Celebrating Christmas with Children who are Deaf or Hard of Hearing
It’s a wonderful day today for us at Boys Town.
We have an annual holiday party where our families, who have children who are deaf or hard of hearing, come and join together with members of our deaf community in Omaha, and with other families.
Some of our deaf and hard of hearing children use spoken language, some use sign language, some use both, but there’s rare opportunities to give all of those children access to a Santa who knows how to sign with them.
I understand that the children wake up and just can’t wait to get here. It’s exciting for them to see Santa, receive a prize, and do a number of fun activities with their peers.

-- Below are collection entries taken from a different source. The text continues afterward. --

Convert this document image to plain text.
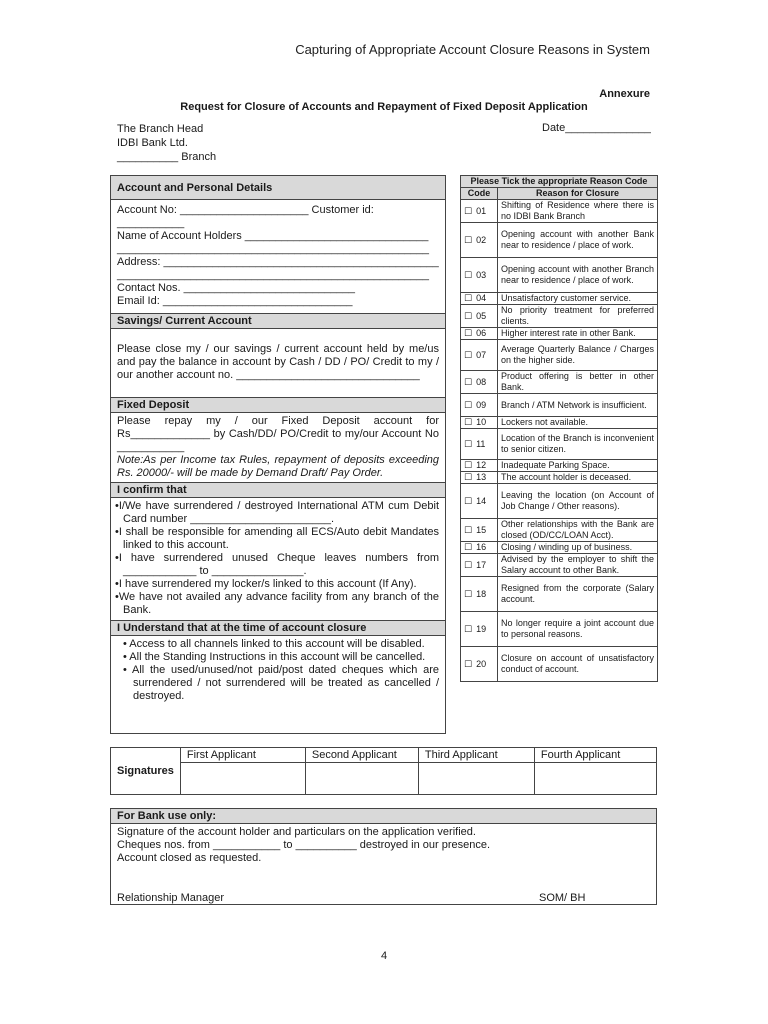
Capturing of Appropriate Account Closure Reasons in System
Annexure
Request for Closure of Accounts and Repayment of Fixed Deposit Application
The Branch Head
IDBI Bank Ltd.
__________ Branch
Date______________
Account and Personal Details
Account No: _____________________ Customer id: ___________
Name of Account Holders ______________________________
___________________________________________________
Address: _____________________________________________
___________________________________________________
Contact Nos. ____________________________
Email Id: _______________________________
Savings/ Current Account
Please close my / our savings / current account held by me/us and pay the balance in account by Cash / DD / PO/ Credit to my / our another account no. ______________________________
Fixed Deposit
Please repay my / our Fixed Deposit account for Rs_____________ by Cash/DD/ PO/Credit to my/our Account No ___________
Note:As per Income tax Rules, repayment of deposits exceeding Rs. 20000/- will be made by Demand Draft/ Pay Order.
I confirm that

•I/We have surrendered / destroyed International ATM cum Debit Card number _______________________.

•I shall be responsible for amending all ECS/Auto debit Mandates linked to this account.

•I have surrendered unused Cheque leaves numbers from ____________ to _______________.

•I have surrendered my locker/s linked to this account (If Any).

•We have not availed any advance facility from any branch of the Bank.

I Understand that at the time of account closure

• Access to all channels linked to this account will be disabled.

• All the Standing Instructions in this account will be cancelled.

• All the used/unused/not paid/post dated cheques which are surrendered / not surrendered will be treated as cancelled / destroyed.

Please Tick the appropriate Reason Code	
Code	Reason for Closure
☐ 01	Shifting of Residence where there is no IDBI Bank Branch
☐ 02	Opening account with another Bank near to residence / place of work.
☐ 03	Opening account with another Branch near to residence / place of work.
☐ 04	Unsatisfactory customer service.
☐ 05	No priority treatment for preferred clients.
☐ 06	Higher interest rate in other Bank.
☐ 07	Average Quarterly Balance / Charges on the higher side.
☐ 08	Product offering is better in other Bank.
☐ 09	Branch / ATM Network is insufficient.
☐ 10	Lockers not available.
☐ 11	Location of the Branch is inconvenient to senior citizen.
☐ 12	Inadequate Parking Space.
☐ 13	The account holder is deceased.
☐ 14	Leaving the location (on Account of Job Change / Other reasons).
☐ 15	Other relationships with the Bank are closed (OD/CC/LOAN Acct).
☐ 16	Closing / winding up of business.
☐ 17	Advised by the employer to shift the Salary account to other Bank.
☐ 18	Resigned from the corporate (Salary account.
☐ 19	No longer require a joint account due to personal reasons.
☐ 20	Closure on account of unsatisfactory conduct of account.
Signatures	First Applicant	Second Applicant	Third Applicant	Fourth Applicant

For Bank use only:
Signature of the account holder and particulars on the application verified.
Cheques nos. from ___________ to __________ destroyed in our presence.
Account closed as requested.
Relationship Manager	SOM/ BH
4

“And I will make the white!”
“Ok, you’re going to put the white on?”
Lukas, he actually currently goes to preschool at Boys Town.
He has a cochlear implant on each side and he was implanted when he was one year old.
He’s always talked about seeing Santa and asking Santa for a specific blue snake.
I’m not sure where that came from but apparently, that’s something that he’s into right now.
He actually sat on Santa’s lap without mom and dad being there, so that was an improvement from last year.
We really like coming to this event. He gets the exposure of other people doing sign language, to know that’s another method of communication versus just doing all verbal communication.
Also, obviously the activities and intermingling with other kids his age, along with hearing and hard of hearing kids, he kind of gets the best of both worlds here.
The support of the deaf and hard of hearing community, Hands and Voices, the Metro Regional Program, the parents that we’ve met through there have been awesome.
Santa and Mrs. Claus made a special visit to the Boys Town National Research Hospital's annual Christmas party for children who are Deaf or Hard of Hearing. Children told Santa their Christmas wishes through sign or spoken language. Party activities included holiday crafts, coloring, face painting and cookie decorating.